Found in production licence 1128, the firms estimate the discovery holds between 12.6 and 69.2 million BOE.
This marks the first discovery in the Norweigan North Sea of 2023, and the first wells in the Equinor-operated production licence, awarded in 2020.
The Obelix Upflank discovery exploration wells were drilled by the Deepsea Stavanger drilling rig and are located just over 14 miles south of the Irpa gas discovery and around 215 miles west of Sandnessjoen.
Equinor’s senior vice president for exploration and production north, Grete Haaland, said: “We need to find more gas on the NCS. Discoveries near existing infrastructure requires less volume in order to be commercially developed, and can be quickly put on stream with low CO2 emissions.
“We will together with our partners consider tie-back of this discovery to Irpa, for which we recently submitted a plan for development and operation.”

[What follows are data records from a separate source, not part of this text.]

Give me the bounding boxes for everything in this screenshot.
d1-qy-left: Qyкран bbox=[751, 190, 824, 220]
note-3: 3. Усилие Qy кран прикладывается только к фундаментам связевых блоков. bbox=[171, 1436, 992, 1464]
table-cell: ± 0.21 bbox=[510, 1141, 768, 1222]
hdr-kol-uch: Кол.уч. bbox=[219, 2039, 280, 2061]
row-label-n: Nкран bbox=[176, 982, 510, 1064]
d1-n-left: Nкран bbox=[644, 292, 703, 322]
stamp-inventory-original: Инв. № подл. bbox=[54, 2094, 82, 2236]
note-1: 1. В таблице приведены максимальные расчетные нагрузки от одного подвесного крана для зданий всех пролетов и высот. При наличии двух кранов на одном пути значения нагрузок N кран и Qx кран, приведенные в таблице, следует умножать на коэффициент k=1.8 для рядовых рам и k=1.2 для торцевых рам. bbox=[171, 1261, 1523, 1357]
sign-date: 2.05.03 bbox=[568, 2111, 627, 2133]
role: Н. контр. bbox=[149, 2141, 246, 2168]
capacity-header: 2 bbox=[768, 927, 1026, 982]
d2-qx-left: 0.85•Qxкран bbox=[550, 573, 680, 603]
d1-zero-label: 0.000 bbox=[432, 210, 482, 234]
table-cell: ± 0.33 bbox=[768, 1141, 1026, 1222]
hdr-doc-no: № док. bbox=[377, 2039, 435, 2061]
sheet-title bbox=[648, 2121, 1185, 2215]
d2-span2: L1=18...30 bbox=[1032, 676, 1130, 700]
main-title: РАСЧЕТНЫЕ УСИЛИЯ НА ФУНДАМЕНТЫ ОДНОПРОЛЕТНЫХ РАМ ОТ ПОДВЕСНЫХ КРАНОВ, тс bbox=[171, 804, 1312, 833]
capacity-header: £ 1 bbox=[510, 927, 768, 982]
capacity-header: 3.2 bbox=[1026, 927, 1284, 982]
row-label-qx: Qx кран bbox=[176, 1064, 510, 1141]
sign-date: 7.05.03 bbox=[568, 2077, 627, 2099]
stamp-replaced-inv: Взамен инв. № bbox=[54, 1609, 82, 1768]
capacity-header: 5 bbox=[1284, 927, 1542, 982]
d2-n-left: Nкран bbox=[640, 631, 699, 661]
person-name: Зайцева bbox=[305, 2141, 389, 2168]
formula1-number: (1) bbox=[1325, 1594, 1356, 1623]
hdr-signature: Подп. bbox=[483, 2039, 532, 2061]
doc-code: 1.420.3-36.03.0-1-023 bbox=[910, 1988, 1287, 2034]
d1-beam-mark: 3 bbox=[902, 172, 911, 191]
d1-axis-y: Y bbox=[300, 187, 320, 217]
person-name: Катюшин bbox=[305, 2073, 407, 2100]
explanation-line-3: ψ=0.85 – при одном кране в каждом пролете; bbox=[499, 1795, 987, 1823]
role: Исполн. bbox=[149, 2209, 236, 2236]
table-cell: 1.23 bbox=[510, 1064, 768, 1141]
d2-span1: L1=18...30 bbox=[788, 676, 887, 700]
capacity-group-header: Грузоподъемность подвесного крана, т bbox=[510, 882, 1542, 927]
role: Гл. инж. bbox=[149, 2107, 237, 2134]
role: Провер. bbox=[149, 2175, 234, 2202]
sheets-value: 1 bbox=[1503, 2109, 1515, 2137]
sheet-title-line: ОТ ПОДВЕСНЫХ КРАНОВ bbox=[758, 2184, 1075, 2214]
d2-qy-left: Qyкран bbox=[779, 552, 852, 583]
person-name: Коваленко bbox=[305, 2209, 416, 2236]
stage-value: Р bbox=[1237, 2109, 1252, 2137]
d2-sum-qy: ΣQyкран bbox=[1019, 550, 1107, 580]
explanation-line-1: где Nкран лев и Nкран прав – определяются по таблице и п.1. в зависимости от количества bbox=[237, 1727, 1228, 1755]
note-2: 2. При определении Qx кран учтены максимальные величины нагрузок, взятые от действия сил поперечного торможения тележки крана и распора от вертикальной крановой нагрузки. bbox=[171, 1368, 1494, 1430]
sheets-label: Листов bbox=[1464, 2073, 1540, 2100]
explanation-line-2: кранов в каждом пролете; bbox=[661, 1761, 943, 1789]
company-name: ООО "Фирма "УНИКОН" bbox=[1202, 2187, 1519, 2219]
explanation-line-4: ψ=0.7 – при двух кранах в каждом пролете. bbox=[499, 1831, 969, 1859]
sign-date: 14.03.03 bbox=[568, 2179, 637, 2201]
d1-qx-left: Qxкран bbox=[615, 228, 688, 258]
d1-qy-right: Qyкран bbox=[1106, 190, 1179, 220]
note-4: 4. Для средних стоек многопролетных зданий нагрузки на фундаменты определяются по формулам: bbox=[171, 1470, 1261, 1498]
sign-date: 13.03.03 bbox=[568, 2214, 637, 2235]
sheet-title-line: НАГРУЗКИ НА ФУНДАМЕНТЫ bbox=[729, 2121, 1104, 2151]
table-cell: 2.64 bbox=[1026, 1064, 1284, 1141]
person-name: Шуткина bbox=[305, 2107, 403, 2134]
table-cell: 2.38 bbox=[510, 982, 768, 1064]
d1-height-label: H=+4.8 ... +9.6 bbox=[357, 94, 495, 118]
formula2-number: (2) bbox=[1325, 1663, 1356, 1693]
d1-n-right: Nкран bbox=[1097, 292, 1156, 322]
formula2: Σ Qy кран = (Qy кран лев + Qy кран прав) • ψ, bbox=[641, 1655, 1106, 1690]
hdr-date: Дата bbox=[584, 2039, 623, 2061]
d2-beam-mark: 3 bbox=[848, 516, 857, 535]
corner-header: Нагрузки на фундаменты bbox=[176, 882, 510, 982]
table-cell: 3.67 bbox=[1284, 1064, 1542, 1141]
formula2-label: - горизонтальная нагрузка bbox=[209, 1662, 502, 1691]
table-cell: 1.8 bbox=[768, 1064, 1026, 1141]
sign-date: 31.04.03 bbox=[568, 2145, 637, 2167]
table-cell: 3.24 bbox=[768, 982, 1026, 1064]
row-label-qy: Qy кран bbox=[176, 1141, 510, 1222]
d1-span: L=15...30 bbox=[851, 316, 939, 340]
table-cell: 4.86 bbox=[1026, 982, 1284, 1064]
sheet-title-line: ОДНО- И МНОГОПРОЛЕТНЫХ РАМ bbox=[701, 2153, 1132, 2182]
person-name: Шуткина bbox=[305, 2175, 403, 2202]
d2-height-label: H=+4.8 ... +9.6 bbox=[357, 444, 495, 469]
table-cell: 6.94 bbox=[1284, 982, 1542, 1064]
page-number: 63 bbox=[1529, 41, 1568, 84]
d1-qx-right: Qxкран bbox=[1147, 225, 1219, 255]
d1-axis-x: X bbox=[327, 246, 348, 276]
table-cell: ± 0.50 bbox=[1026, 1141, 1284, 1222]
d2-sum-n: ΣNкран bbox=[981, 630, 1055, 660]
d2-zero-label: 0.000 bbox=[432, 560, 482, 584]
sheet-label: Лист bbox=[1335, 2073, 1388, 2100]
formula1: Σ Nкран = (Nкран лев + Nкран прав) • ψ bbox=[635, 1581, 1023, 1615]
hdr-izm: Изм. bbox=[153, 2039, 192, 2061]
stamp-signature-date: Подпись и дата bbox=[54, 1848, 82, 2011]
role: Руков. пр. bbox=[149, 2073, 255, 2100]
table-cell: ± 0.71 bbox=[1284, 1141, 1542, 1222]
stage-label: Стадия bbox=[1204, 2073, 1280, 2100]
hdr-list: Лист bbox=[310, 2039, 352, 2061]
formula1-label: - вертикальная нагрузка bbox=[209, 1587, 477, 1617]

Irpa, which is over 4429 feet below sea level, is a subsea development that will be tied back to the Aastad Hansteen platform.
Aastad Hansteen was discovered in 1997 by BP – Equinor assumed ownership in 2006.
This tie back is expected to expand the lifespan of the platform by up to seven years, meaning that it will operate until 2039, compared to previous estimates it would cease development in 2032.
Equinor claims that this will contribute to more activity at the supply base in Sandnessjoen, for the helicopter base in Bronnoysund, and for the operations organisation in Harstad.
Capital expenditure on the project during 2022 came to NOK 14.8 billion (£1.22 bn).
Wintershall DEA holds 19% of the shares, Petoro claimed 20%, and the remaining 10% is owned by Shell (LON: SHEL).